VAGrENT GettingStarted.txt

INTRODUCTION

VAGrENT is a tool set for Genomic Variation Annotation. It compares genomic variants 
against a reference genome annotation and attempts to identify the biological 
consequences those variants may cause.


THE BASICS

VAGrENT is a collection of object orientated perl modules.  Its designed to be flexible 
to use and easy to modify, but also to provide core functionality without too much effort.


USAGE

There is an example script included,

perl/scripts/SubstitutionExampleScript.pl

VAGrENT doesn't contain any standalone analysis scripts yet. Variation file formats are yet 
to stabilise and so there are no standard input/output file formats available.

The VAGrENT perl modules have to be called directly from other perl scripts, the example script
provides simple demonstration.  The modules can be divided into 3 broad types discussed below
(Input, Utility and Output).


INPUT DATA CLASSES

These classes model the basic genomic changes and handed to the utility classes to analyse.  

Sanger::CGP::Vagrent::Data::Substitution - There are examples of using Substitution in the 
                      SubstitutionExampleScript.pl (see the getExampleSubstitutions method)


UTILITY CLASSES

These are the workhorse classes that actually generate the annotation for the provided 
variation. They are split into 2 types, Transcript sources and Annotators

Transcript sources provide lists of transcripts that overlap a specified genomic position. 
These are used by the Annotators to find transcripts that are potentially affected by a variant.  
There is an Ensembl based transcript source included (Ensembl API required) but any subclass of 
Sanger::CGP::Vagrent::TranscriptSource::AbstractTranscriptSource will work.

Annotators compare a variant to each transcript supplied by the transcript source and attempts to
describe its consequences.  These do the actual sequence and coordinate comparisons and try to 
calculate the consequences for the transcript.  Different classes of variant (Sub/Ins/Del etc) 
require handling slightly differently, and each produces only certain subsets of consequences, so 
there are separate Annotators for each class.

Sanger::CGP::Vagrent::Annotators::SimpleSubstitutionAnnotator - for single base subs

For convenience there is also an Annotator that holds a list of other Annotators.
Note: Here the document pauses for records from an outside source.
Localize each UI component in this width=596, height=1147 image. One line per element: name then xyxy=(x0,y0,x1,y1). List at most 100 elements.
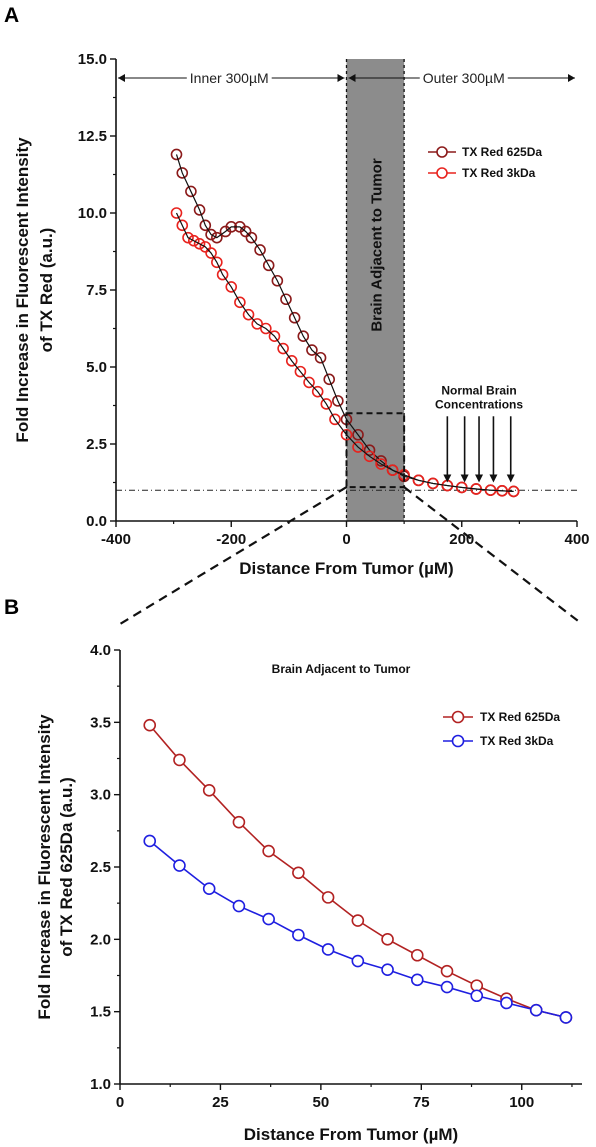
panel-a-point-3kda xyxy=(412,474,425,487)
panel-b-x-axis-label: Distance From Tumor (µM) xyxy=(244,1125,458,1144)
panel-a-point-625da xyxy=(239,225,252,238)
panel-b-ytick-label: 2.0 xyxy=(90,931,111,948)
panel-b-xtick-label: 50 xyxy=(313,1094,330,1111)
panel-a-ytick-label: 5.0 xyxy=(86,359,107,376)
panel-a-xtick-label: 0 xyxy=(342,531,350,548)
panel-b-point-3kda xyxy=(351,954,365,968)
panel-b-point-625da xyxy=(440,964,454,978)
panel-a-point-3kda xyxy=(352,441,364,453)
panel-b-xtick-label: 25 xyxy=(212,1094,229,1111)
outer-arrow-head-right xyxy=(568,74,575,82)
panel-a-legend-marker xyxy=(436,146,448,158)
panel-a-point-3kda xyxy=(170,207,183,219)
inner-region-label: Inner 300µM xyxy=(190,70,269,86)
panel-a-point-3kda xyxy=(225,281,238,293)
panel-a-point-3kda xyxy=(234,296,246,309)
panel-b-legend-label: TX Red 625Da xyxy=(480,710,560,724)
panel-a-ytick-label: 7.5 xyxy=(86,282,107,299)
panel-a-y-axis-label-line1: Fold Increase in Fluorescent Intensity xyxy=(13,137,32,443)
panel-a-point-625da xyxy=(297,330,310,343)
panel-a-point-3kda xyxy=(251,318,263,330)
panel-a-fit-line-3kda xyxy=(175,212,514,493)
panel-a-point-625da xyxy=(254,244,266,256)
panel-a-point-3kda xyxy=(427,477,439,490)
panel-a-point-3kda xyxy=(375,458,387,470)
inner-arrow-head-right xyxy=(337,74,345,82)
normal-brain-arrowhead xyxy=(443,474,452,483)
panel-a-point-3kda xyxy=(329,413,341,426)
panel-a-point-625da xyxy=(280,293,292,306)
panel-a-point-3kda xyxy=(211,256,223,269)
panel-a-xtick-label: 400 xyxy=(564,531,589,548)
panel-b-point-625da xyxy=(321,891,335,904)
panel-a-legend-label: TX Red 3kDa xyxy=(462,166,536,180)
region-label-backdrop xyxy=(186,69,272,87)
panel-a-point-625da xyxy=(323,373,336,386)
panel-a-ytick-label: 15.0 xyxy=(78,51,107,68)
panel-b-xtick-label: 100 xyxy=(509,1094,534,1111)
panel-a-point-3kda xyxy=(268,330,281,343)
normal-brain-arrowhead xyxy=(506,474,515,483)
panel-b-point-3kda xyxy=(470,989,484,1003)
panel-a-point-625da xyxy=(271,274,284,287)
panel-b-point-3kda xyxy=(262,912,275,926)
outer-arrow-head-left xyxy=(348,74,356,82)
panel-b-point-3kda xyxy=(292,928,305,942)
panel-label-a: A xyxy=(4,4,19,27)
panel-b-point-625da xyxy=(202,784,216,797)
panel-b-legend-label: TX Red 3kDa xyxy=(480,734,554,748)
panel-a-point-625da xyxy=(352,428,364,441)
panel-a-point-3kda xyxy=(216,268,229,281)
panel-a-ytick-label: 10.0 xyxy=(78,205,107,222)
panel-a-legend-label: TX Red 625Da xyxy=(462,145,542,159)
bat-region-label: Brain Adjacent to Tumor xyxy=(368,158,385,332)
panel-b-point-625da xyxy=(232,815,246,829)
panel-a-point-3kda xyxy=(193,238,206,250)
panel-a-point-625da xyxy=(193,204,206,216)
panel-a-point-625da xyxy=(170,148,183,161)
panel-a-point-3kda xyxy=(311,385,324,398)
panel-b-y-axis-label-line1: Fold Increase in Fluorescent Intensity xyxy=(35,714,54,1020)
panel-b-line-3kda xyxy=(149,840,567,1019)
panel-b-point-3kda xyxy=(410,973,424,987)
zoom-box xyxy=(345,412,406,489)
panel-a-point-625da xyxy=(205,228,217,241)
panel-b-point-3kda xyxy=(440,980,454,994)
normal-brain-label-line2: Concentrations xyxy=(435,398,523,412)
panel-a-point-3kda xyxy=(260,322,272,335)
panel-a-point-625da xyxy=(288,311,301,324)
panel-a-point-3kda xyxy=(320,398,333,410)
panel-b-ytick-label: 3.5 xyxy=(90,714,111,731)
panel-a-point-3kda xyxy=(277,342,289,355)
panel-b-point-3kda xyxy=(202,882,216,896)
panel-a-point-3kda xyxy=(294,365,307,378)
panel-b-xtick-label: 75 xyxy=(413,1094,430,1111)
panel-a-x-axis-label: Distance From Tumor (µM) xyxy=(239,559,453,578)
panel-b-point-625da xyxy=(143,718,157,732)
panel-a-point-3kda xyxy=(187,234,200,247)
panel-a-point-3kda xyxy=(242,308,255,321)
panel-b-ytick-label: 4.0 xyxy=(90,642,111,659)
panel-a-point-3kda xyxy=(363,450,376,463)
panel-label-b: B xyxy=(4,596,19,619)
panel-a-point-3kda xyxy=(182,231,194,244)
panel-a-point-625da xyxy=(306,344,318,356)
panel-b-title: Brain Adjacent to Tumor xyxy=(272,662,411,676)
panel-b-legend-marker xyxy=(451,734,465,748)
panel-a-point-625da xyxy=(185,185,197,198)
panel-a-point-3kda xyxy=(205,247,217,259)
panel-a-point-625da xyxy=(245,231,258,244)
panel-b-point-3kda xyxy=(232,899,246,913)
panel-b-point-3kda xyxy=(143,834,157,848)
normal-brain-arrowhead xyxy=(475,474,484,483)
panel-b-ytick-label: 1.0 xyxy=(90,1076,111,1093)
panel-b-point-3kda xyxy=(381,963,394,977)
panel-a-point-625da xyxy=(211,231,223,244)
panel-a-point-625da xyxy=(176,167,189,179)
panel-a-point-3kda xyxy=(303,376,315,389)
region-label-backdrop xyxy=(419,69,508,87)
panel-a-fit-line-625da xyxy=(175,154,514,493)
panel-b-point-3kda xyxy=(173,859,186,872)
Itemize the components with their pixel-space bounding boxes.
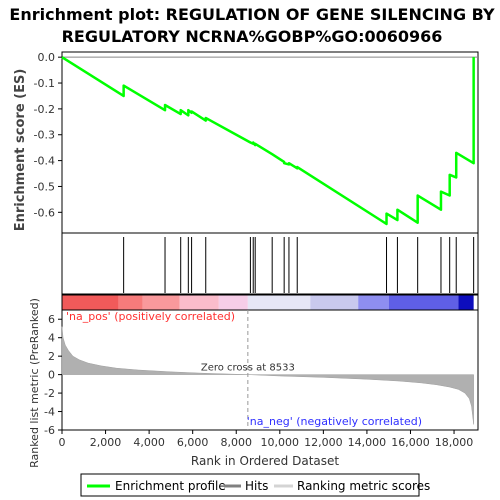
negative-correlation-label: 'na_neg' (negatively correlated): [247, 415, 422, 428]
colorbar-segment: [62, 295, 119, 310]
es-curve: [61, 56, 475, 226]
rank-y-tick-label: -4: [44, 406, 55, 419]
rank-x-tick-label: 8,000: [220, 436, 252, 449]
rank-x-tick-label: 10,000: [261, 436, 300, 449]
rank-y-tick-label: 2: [48, 350, 55, 363]
zero-cross-label: Zero cross at 8533: [201, 363, 295, 374]
es-y-tick-label: 0.0: [38, 51, 56, 64]
colorbar-segment: [118, 295, 143, 310]
es-y-tick-label: -0.5: [34, 180, 55, 193]
colorbar-segment: [458, 295, 474, 310]
rank-y-tick-label: -6: [44, 424, 55, 437]
rank-y-tick-label: 4: [48, 332, 55, 345]
es-y-tick-label: -0.2: [34, 103, 55, 116]
ranking-metric-panel: Zero cross at 8533 'na_pos' (positively c…: [44, 309, 479, 449]
colorbar-segment: [247, 295, 311, 310]
hits-panel: [61, 232, 479, 295]
es-y-tick-label: -0.6: [34, 206, 55, 219]
rank-y-tick-label: 6: [48, 313, 55, 326]
rank-x-tick-label: 2,000: [90, 436, 122, 449]
enrichment-panel: 0.0 -0.1 -0.2 -0.3 -0.4 -0.5 -0.6: [34, 51, 479, 234]
legend-ranking-label: Ranking metric scores: [297, 479, 430, 493]
rank-axis-label: Rank in Ordered Dataset: [191, 454, 339, 468]
es-axis-label: Enrichment score (ES): [13, 69, 28, 232]
rank-x-tick-label: 14,000: [348, 436, 387, 449]
rank-x-tick-label: 18,000: [435, 436, 474, 449]
rank-x-tick-label: 4,000: [133, 436, 165, 449]
ranking-metric-area: [61, 326, 474, 425]
hits-frame: [61, 232, 479, 295]
ranked-metric-axis-label: Ranked list metric (PreRanked): [28, 298, 41, 468]
es-y-tick-label: -0.1: [34, 77, 55, 90]
chart-title-line-2: REGULATORY NCRNA%GOBP%GO:0060966: [62, 27, 443, 46]
colorbar-segment: [310, 295, 359, 310]
rank-y-tick-label: -2: [44, 387, 55, 400]
chart-title-line-1: Enrichment plot: REGULATION OF GENE SILE…: [9, 5, 495, 24]
colorbar-segment: [142, 295, 180, 310]
legend: Enrichment profile Hits Ranking metric s…: [80, 473, 430, 497]
colorbar-segment: [218, 295, 248, 310]
legend-box: [80, 473, 420, 497]
es-y-tick-label: -0.4: [34, 155, 55, 168]
es-y-tick-label: -0.3: [34, 129, 55, 142]
rank-x-tick-label: 0: [59, 436, 66, 449]
colorbar-segment: [358, 295, 389, 310]
rank-x-tick-label: 16,000: [391, 436, 430, 449]
ranking-colorbar: [61, 294, 479, 311]
rank-x-tick-label: 12,000: [304, 436, 343, 449]
legend-enrichment-label: Enrichment profile: [115, 479, 226, 493]
rank-x-tick-label: 6,000: [177, 436, 209, 449]
colorbar-segment: [179, 295, 219, 310]
es-plot-frame: [61, 51, 479, 234]
legend-hits-label: Hits: [245, 479, 268, 493]
colorbar-segment: [388, 295, 459, 310]
positive-correlation-label: 'na_pos' (positively correlated): [66, 310, 235, 323]
rank-y-tick-label: 0: [48, 369, 55, 382]
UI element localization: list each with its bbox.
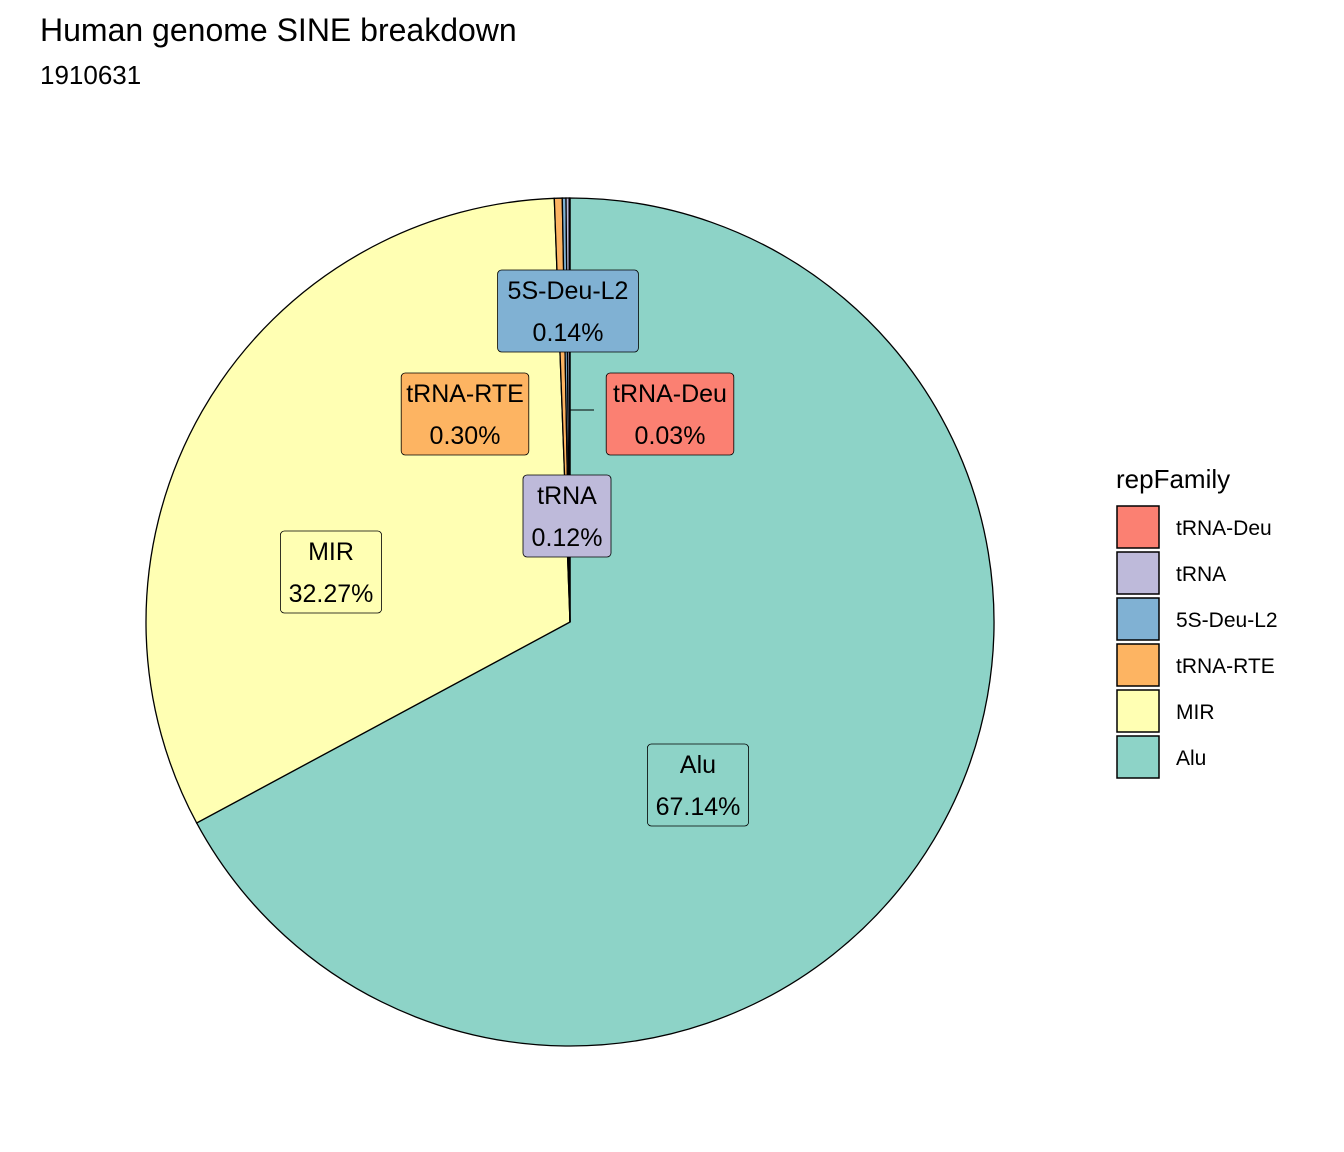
legend-item-5s-deu-l2: 5S-Deu-L2	[1116, 597, 1278, 641]
legend-swatch	[1116, 505, 1160, 549]
pie-label-name: tRNA-RTE	[406, 380, 524, 408]
pie-label-name: tRNA-Deu	[613, 380, 727, 408]
legend-label: tRNA-Deu	[1176, 517, 1272, 540]
pie-label-box	[522, 474, 612, 558]
pie-label-alu: Alu 67.14%	[647, 743, 750, 827]
pie-label-box	[647, 743, 750, 827]
legend-label: tRNA	[1176, 563, 1226, 586]
pie-label-value: 0.14%	[533, 319, 604, 347]
pie-label-trna-rte: tRNA-RTE 0.30%	[400, 372, 530, 456]
pie-label-value: 32.27%	[289, 580, 374, 608]
chart-title: Human genome SINE breakdown	[40, 12, 517, 48]
pie-label-box	[605, 372, 735, 456]
chart-subtitle: 1910631	[40, 60, 142, 90]
legend-swatch	[1116, 735, 1160, 779]
pie-slice-mir	[145, 197, 571, 824]
legend-swatch	[1116, 597, 1160, 641]
legend-swatch	[1116, 551, 1160, 595]
legend-label: 5S-Deu-L2	[1176, 609, 1278, 632]
legend-label: tRNA-RTE	[1176, 655, 1275, 678]
pie-slice-alu	[195, 197, 995, 1047]
legend-item-mir: MIR	[1116, 689, 1215, 733]
legend-swatch	[1116, 643, 1160, 687]
pie-label-value: 0.30%	[430, 422, 501, 450]
pie-slices	[145, 197, 995, 1047]
pie-label-mir: MIR 32.27%	[279, 530, 382, 614]
pie-label-trna-deu: tRNA-Deu 0.03%	[605, 372, 735, 456]
pie-label-box	[497, 269, 639, 353]
legend-items: tRNA-Deu tRNA 5S-Deu-L2 tRNA-RTE MIR Alu	[1116, 505, 1278, 779]
legend-item-trna: tRNA	[1116, 551, 1226, 595]
pie-label-name: tRNA	[537, 482, 597, 510]
pie-labels: Alu 67.14% MIR 32.27% tRNA-RTE 0.30% 5S-Deu-L2…	[279, 269, 750, 827]
legend-item-alu: Alu	[1116, 735, 1206, 779]
legend-label: Alu	[1176, 747, 1206, 770]
legend-item-trna-deu: tRNA-Deu	[1116, 505, 1272, 549]
pie-label-name: MIR	[308, 538, 354, 566]
pie-label-5s-deu-l2: 5S-Deu-L2 0.14%	[497, 269, 639, 353]
pie-label-box	[279, 530, 382, 614]
legend-title: repFamily	[1116, 464, 1230, 494]
legend-item-trna-rte: tRNA-RTE	[1116, 643, 1275, 687]
pie-label-value: 0.12%	[532, 524, 603, 552]
legend-label: MIR	[1176, 701, 1215, 724]
pie-label-box	[400, 372, 530, 456]
pie-label-name: 5S-Deu-L2	[508, 277, 629, 305]
pie-label-trna: tRNA 0.12%	[522, 474, 612, 558]
pie-label-name: Alu	[680, 751, 716, 779]
legend-swatch	[1116, 689, 1160, 733]
pie-label-value: 0.03%	[635, 422, 706, 450]
pie-label-value: 67.14%	[656, 793, 741, 821]
legend: repFamily tRNA-Deu tRNA 5S-Deu-L2 tRNA-RTE M…	[1116, 464, 1278, 779]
It has the same 
behaviour as the class specific Annotators, and sends variants through each Annotator in turn and 
collates the answers.

Sanger::CGP::Vagrent::Annotators::AnnotatorCollection


OUTPUT DATA CLASSES

The consequences of a variation within a transcript can be described in 3 different contexts (mRNA, 
CDS and Protein). This is handled by having an AnnotationGroup for each transcript/variation 
combination, each containing a number of Annotation records corresponding to individual contexts.

Sanger::CGP::Vagrent::Data::AnnotationGroup - Contains basic transcript data and Annotation objects
Sanger::CGP::Vagrent::Data::Annotation - Contains detailed info about the effects of a variant within
                                         a specific context
																				
This allows variants in non-coding transcripts to be described at the mRNA level only, but 
protein-coding transcripts can have their full mRNA, CDS and Protein descriptions.